Recovering from errors [Archive] - Honda Element Owners Club Forum

: Recovering from errors


trombe
07-12-2006, 08:51 PM
Recovering From Errors, or What I Learned This Week:

Keep in mind that coming home last night at 10:00pm it was 92 degrees. It's been HOT during the day. I'm working on installing an amp to my stock HU. I've never done this type of thing before, but there are GREAT resources here (like Outpost4's Mike's Mod, which is basically what I'm doing).

Did I mention that it's HOT and with HIGH humidity I'm pretty much soaked and miserable within a minute or two. At any rate, keep that in mind, because I'm using that as my excuse....

OK. now I've got the stock HU out and I'm going to solder female RCA connectors to the front L and R wires. I'm supposed to cut them and leave a long pigtail, so I do. We (my wife is chief assistant, or sometimes I'm the chief assistant) soldered the RCA connectors on, ran the long RCA cables, were tying them down when I started thinking about our great solder job (a newly acquired skill) and how well we'd done. Then I started thinking about signal path (did I mention it was VERY HOT??) and dropped my tools and walked away. My wife asked what was wrong. I said to think about the signal path of what we had just done.

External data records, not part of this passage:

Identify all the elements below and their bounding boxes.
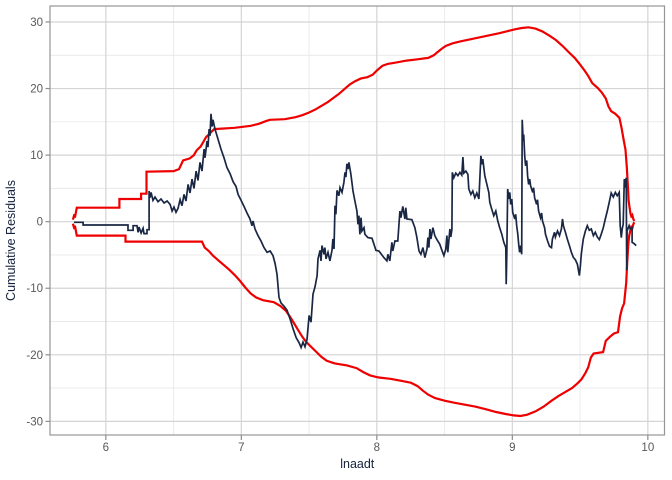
simulated-envelope-upper-line — [71, 26, 636, 222]
y-axis-title: Cumulative Residuals — [4, 180, 18, 301]
y-tick-label: 10 — [30, 150, 43, 162]
x-tick-label: 10 — [641, 442, 654, 454]
x-tick-label: 8 — [374, 442, 380, 454]
y-tick-label: 0 — [37, 217, 43, 229]
y-tick-label: -20 — [26, 350, 43, 362]
x-tick-label: 6 — [103, 442, 109, 454]
panel-border — [49, 5, 666, 436]
simulated-envelope-lower-line — [71, 221, 636, 418]
y-tick-label: -10 — [26, 283, 43, 295]
y-tick-label: -30 — [26, 416, 43, 428]
y-tick-label: 30 — [30, 17, 43, 29]
x-tick-label: 7 — [238, 442, 244, 454]
x-axis-title: lnaadt — [340, 457, 375, 471]
cumulative-residuals-line — [74, 113, 637, 350]
y-tick-label: 20 — [30, 84, 43, 96]
x-tick-label: 9 — [509, 442, 515, 454]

We'd cut the wire AT the plug, leaving a LONG pigtail to the wiring harness and soldered the RCA connector to the harness. Gee, it won't get any signal from the HU that way!!!! Of course I cut ALL the wires that way, including from the subwoofer plug. (I think it was heat exhaustion....)

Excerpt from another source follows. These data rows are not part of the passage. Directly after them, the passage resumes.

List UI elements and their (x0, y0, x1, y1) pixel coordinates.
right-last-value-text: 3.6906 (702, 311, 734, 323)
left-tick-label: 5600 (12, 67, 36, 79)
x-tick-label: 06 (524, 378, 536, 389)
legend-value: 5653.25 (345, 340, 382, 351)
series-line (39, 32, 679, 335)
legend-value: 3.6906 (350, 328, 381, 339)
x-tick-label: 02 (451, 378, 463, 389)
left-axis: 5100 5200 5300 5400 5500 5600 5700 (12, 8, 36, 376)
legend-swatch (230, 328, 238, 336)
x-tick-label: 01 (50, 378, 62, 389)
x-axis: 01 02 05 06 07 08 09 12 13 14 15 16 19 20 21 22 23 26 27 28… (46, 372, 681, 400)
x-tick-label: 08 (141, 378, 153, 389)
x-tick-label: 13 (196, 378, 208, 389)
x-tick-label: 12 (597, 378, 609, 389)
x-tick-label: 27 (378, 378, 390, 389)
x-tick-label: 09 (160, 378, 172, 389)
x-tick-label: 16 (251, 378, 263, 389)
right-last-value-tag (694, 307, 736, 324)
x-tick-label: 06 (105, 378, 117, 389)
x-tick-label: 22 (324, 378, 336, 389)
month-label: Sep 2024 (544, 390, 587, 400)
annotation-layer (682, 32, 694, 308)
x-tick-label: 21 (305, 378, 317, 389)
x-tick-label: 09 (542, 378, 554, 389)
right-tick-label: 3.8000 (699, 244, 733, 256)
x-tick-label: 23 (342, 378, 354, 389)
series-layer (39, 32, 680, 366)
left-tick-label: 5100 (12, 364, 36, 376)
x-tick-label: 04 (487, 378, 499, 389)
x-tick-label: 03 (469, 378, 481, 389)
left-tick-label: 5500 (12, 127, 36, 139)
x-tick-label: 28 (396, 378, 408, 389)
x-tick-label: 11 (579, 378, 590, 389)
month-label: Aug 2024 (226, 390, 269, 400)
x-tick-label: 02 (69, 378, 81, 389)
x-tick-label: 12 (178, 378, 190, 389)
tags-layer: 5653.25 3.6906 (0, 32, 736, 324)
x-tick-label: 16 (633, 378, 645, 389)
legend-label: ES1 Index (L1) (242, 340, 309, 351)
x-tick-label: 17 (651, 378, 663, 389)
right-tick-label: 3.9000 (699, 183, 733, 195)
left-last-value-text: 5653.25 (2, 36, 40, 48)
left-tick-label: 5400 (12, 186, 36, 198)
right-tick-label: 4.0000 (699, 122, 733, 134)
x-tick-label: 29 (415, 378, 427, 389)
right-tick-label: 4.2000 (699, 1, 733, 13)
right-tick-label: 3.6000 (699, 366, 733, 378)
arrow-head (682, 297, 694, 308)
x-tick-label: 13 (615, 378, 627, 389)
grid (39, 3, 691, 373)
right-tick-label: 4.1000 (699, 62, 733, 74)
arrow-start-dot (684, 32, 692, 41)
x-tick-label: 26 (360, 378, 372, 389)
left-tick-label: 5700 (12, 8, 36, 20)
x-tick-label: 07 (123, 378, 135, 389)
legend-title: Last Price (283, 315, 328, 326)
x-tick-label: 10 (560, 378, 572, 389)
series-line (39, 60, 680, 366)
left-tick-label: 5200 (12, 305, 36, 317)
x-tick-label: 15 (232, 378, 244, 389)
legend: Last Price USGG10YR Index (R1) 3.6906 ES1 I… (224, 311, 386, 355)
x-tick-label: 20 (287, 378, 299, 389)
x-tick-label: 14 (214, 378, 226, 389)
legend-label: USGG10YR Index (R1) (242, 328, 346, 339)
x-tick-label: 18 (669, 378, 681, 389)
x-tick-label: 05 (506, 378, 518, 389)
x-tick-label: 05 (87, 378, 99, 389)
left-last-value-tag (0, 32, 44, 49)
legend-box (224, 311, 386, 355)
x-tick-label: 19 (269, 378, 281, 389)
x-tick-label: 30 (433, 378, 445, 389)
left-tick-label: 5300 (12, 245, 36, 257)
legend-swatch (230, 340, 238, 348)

Plan A -- get a Metra plug, cut the rest of the wires and solder all of them back together.
Plan B -- take the tiny little bit still sticking out from the plug and solder wire to that and then go buy new RCA connectors and try again.

Problem with Plan A is I don't think there's a replacement plug for the sub available, so we went with Plan B. We added some heat shrink stuff over the solder and I think we (here I wasn't even an assisant) got it back together.

It was MY idea to solder on the RCA connector inside in the air conditioning and THEN try the solder to the tiny wire coming out from the plug. This seemed nice in theory, but I learned you should always solder from one end to the other end and don't leave the middle to last. With the tiny wire from the plug and the RCA already soldered to the other wire, it wasn't possible to twist them together before soldering. But I believe my wife's newly acquired soldering skill got it done.

As a musician I know every performance has mistakes. It's recovering from them and not letting the audience know that often saves the day (if you're in an ensemble and make a big mistake, look quickly to the person beside you and then the conductor thinks it was the other person...). I guess installing this stuff is the same way. Pretty bad screw-ups, but at the end of the day it should work just fine.

p.s. and since we had the heat shrink stuff, it worked great using it over the center terminal on the inside of the RCA plug, covering up the solder joint and wire so nothing internal can short out. (I guess that's the 3rd thing I learned this week.)

outpost4
07-12-2006, 09:01 PM
Been there. Done that. Wrote the book.

If I had a nickel for every time I soldered up an RCA connector and forgot to put the cap on first, which means I have to unsolder and start all over, well, my pockets would be so full of nickels my pants would fall down to my ankles.

trombe
07-12-2006, 09:12 PM
If I had a nickel for every time I soldered up an RCA connector and forgot to put the cap on first, which means I have to unsolder and start all over, well, my pockets would be so full of nickels my pants would fall down to my ankles.

Did that also!!! (I think it was the HEAT!!)

outpost4
07-12-2006, 10:43 PM
It was hot? I didn't know that.

;-)

trombe
07-12-2006, 10:54 PM
It was hot? I didn't know that.

;-)

I may have forgotten to mention that..... even though the car was in the carport, the humidity was high as was the temperature. A couple of times we didn't even have to use the soldering iron to melt the solder.